A number of Trump allies appear to be maneuvering toward a position on his eventual vice presidential short list.
New York Rep. Elise Stefanik is always quick to defend Trump, endorsed him early and talks to the former president regularly, briefing him on happenings in the House. Trump has praised her privately for her loyalty.
Rep. Marjorie Taylor Greene of Georgia has long been rumored to be angling to be Trump’s running mate – regularly attending his rallies and posting after his federal indictment in the 2020 election interference probe that she would still vote for Trump even if he were in jail.

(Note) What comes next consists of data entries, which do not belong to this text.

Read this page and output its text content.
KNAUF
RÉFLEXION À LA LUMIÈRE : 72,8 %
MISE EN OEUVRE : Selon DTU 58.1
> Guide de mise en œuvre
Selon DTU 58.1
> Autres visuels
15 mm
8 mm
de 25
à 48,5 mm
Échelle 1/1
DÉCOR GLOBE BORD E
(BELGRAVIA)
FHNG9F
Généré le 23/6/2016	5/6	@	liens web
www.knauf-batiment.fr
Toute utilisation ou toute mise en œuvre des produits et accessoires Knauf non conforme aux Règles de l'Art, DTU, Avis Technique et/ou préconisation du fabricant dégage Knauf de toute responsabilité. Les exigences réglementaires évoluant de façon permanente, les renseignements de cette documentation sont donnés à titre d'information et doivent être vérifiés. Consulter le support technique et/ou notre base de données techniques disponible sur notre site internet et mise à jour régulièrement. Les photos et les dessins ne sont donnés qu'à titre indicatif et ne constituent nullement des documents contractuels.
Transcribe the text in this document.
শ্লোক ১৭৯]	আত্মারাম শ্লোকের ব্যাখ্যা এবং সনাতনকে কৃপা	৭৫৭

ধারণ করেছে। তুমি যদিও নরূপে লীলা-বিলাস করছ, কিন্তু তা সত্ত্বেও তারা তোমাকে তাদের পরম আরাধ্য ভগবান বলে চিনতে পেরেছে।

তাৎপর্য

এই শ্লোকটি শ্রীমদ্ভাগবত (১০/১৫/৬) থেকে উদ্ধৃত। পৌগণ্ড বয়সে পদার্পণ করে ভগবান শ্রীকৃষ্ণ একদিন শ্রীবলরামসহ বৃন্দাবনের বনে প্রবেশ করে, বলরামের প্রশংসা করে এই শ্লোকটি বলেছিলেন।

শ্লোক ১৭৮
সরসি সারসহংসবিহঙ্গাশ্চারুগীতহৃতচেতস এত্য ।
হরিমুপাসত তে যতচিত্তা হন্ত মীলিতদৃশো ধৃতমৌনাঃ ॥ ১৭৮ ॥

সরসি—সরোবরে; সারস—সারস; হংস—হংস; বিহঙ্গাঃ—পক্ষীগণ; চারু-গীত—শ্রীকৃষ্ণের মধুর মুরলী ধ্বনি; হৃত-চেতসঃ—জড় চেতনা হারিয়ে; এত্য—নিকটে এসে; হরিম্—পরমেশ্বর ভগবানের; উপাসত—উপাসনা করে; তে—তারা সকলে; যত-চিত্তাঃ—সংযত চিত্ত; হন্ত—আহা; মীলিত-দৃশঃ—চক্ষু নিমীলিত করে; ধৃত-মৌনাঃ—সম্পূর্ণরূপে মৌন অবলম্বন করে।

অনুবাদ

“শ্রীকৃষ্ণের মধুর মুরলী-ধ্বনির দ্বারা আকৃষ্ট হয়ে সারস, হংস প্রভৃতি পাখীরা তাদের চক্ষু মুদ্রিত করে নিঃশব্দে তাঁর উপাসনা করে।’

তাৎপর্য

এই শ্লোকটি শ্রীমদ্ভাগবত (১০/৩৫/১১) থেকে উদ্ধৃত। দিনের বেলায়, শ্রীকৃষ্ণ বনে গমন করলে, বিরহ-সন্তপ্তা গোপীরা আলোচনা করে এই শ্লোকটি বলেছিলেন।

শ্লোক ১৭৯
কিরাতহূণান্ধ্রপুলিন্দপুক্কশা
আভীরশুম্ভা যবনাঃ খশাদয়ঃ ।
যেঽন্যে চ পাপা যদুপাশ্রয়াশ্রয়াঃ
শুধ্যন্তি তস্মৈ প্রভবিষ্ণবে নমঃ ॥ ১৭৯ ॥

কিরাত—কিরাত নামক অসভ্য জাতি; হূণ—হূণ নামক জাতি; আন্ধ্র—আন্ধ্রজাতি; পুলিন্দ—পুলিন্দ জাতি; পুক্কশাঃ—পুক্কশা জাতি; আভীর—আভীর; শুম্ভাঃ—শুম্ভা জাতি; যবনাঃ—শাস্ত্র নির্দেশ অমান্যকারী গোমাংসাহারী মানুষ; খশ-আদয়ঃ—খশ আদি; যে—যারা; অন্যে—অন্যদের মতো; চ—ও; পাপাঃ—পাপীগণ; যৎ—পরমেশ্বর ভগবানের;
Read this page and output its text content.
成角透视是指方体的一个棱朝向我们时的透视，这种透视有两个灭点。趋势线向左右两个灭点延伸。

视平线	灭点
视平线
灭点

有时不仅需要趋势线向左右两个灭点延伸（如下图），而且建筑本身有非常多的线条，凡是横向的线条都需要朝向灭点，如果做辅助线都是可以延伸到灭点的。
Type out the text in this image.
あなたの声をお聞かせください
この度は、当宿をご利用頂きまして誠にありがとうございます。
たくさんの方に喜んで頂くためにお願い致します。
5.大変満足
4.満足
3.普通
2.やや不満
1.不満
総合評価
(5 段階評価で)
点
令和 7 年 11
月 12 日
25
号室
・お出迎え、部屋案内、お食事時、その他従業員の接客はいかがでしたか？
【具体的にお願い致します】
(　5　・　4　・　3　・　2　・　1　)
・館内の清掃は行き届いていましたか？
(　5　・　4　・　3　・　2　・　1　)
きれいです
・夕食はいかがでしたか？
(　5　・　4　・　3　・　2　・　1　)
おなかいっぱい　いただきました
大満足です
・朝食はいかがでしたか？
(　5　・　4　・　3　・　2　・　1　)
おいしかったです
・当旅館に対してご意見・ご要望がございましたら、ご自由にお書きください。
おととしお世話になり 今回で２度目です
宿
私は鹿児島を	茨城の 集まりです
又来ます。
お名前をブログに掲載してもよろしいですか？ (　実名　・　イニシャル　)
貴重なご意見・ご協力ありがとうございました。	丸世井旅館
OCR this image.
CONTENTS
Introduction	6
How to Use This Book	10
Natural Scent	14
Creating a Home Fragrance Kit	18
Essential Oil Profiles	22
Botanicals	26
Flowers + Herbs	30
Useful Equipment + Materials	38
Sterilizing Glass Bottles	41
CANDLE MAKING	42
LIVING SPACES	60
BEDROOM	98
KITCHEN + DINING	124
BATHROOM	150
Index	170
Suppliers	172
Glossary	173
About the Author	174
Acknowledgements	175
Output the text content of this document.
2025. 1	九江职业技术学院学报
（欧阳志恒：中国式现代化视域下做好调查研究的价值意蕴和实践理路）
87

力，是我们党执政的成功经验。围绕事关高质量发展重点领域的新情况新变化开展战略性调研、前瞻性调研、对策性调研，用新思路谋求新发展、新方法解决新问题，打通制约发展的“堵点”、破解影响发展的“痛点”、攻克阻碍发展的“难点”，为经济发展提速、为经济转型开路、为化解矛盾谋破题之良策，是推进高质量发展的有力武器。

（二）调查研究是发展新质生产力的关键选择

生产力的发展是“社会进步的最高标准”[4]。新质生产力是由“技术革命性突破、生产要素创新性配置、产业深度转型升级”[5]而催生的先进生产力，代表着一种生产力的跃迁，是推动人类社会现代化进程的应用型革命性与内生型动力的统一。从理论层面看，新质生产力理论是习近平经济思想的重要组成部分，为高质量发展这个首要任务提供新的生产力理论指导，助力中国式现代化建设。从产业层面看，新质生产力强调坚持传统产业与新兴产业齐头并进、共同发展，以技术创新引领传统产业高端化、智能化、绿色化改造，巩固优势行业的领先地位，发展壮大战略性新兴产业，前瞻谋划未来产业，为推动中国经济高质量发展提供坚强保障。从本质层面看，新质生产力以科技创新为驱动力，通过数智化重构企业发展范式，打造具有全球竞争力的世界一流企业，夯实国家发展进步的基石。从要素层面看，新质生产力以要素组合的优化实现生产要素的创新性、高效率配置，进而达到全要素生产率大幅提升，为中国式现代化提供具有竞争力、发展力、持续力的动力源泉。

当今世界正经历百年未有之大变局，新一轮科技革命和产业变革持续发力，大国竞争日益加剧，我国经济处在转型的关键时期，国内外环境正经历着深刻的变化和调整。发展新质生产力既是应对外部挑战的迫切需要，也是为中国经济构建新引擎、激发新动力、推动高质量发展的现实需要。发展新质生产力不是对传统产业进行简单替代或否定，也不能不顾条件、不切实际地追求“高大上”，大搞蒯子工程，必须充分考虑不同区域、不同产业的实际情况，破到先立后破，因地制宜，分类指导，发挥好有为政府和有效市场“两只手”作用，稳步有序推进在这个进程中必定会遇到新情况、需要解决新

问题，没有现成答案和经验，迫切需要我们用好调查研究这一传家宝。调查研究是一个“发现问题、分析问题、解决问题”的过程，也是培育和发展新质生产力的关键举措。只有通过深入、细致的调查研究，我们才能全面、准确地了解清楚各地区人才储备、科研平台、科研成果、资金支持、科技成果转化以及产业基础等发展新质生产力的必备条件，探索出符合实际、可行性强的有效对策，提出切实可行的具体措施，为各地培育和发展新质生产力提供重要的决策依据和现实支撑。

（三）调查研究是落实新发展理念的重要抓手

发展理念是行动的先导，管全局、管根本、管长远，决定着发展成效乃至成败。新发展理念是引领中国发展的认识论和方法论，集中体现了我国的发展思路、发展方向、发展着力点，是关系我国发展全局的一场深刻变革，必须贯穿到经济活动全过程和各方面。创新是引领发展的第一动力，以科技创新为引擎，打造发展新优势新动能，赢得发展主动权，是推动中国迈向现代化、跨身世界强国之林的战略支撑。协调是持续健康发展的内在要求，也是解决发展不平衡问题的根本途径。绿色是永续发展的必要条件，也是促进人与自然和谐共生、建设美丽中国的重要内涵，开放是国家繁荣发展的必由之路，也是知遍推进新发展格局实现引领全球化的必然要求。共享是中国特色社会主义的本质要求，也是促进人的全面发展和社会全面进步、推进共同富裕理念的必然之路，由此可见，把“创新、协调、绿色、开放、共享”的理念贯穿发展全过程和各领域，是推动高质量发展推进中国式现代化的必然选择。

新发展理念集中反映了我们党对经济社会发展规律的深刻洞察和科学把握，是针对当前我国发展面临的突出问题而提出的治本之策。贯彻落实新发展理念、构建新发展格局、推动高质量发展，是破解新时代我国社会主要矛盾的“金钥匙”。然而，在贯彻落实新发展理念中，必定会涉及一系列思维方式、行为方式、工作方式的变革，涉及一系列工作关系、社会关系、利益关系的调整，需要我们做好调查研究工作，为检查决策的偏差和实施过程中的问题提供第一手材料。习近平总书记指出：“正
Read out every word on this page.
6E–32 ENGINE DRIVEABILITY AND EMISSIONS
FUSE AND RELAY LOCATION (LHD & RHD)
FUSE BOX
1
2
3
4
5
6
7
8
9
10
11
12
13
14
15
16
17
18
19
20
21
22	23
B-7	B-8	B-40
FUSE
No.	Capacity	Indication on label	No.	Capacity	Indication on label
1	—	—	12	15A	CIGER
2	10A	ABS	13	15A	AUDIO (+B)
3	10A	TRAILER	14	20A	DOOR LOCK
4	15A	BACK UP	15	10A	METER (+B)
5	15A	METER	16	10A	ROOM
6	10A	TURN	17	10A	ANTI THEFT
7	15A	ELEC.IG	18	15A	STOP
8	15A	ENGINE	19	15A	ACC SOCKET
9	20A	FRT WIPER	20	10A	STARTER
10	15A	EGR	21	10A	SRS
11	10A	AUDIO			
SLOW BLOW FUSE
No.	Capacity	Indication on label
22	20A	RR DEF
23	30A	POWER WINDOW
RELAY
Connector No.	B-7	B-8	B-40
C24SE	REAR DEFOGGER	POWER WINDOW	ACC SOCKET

When asked if he would be open to serving as Trump’s vice president or in a future Trump administration, Florida Rep. Byron Donalds, whose endorsement of the former president over his home-state governor, Ron DeSantis, sent shockwaves through the Sunshine State, told CNN: “Look, who wouldn’t? Who wouldn’t? That’s something where it’s really up to him and his team. I have no control over that. But for me and, you know, I told them this, I’m about winning. I just want to win and get this country back on track.”
Kari Lake, a former TV anchor who was the losing GOP nominee 2022 Arizona gubernatorial race, has become a staple in Trump world. While openly weighing a bid for the US Senate, she is also considered to be vying for a spot on Trump’s ticket.
CORRECTION: An earlier version of this story inaccurately stated that Gov. Kristi Noem attended the August Republican presidential primary debate. She did not.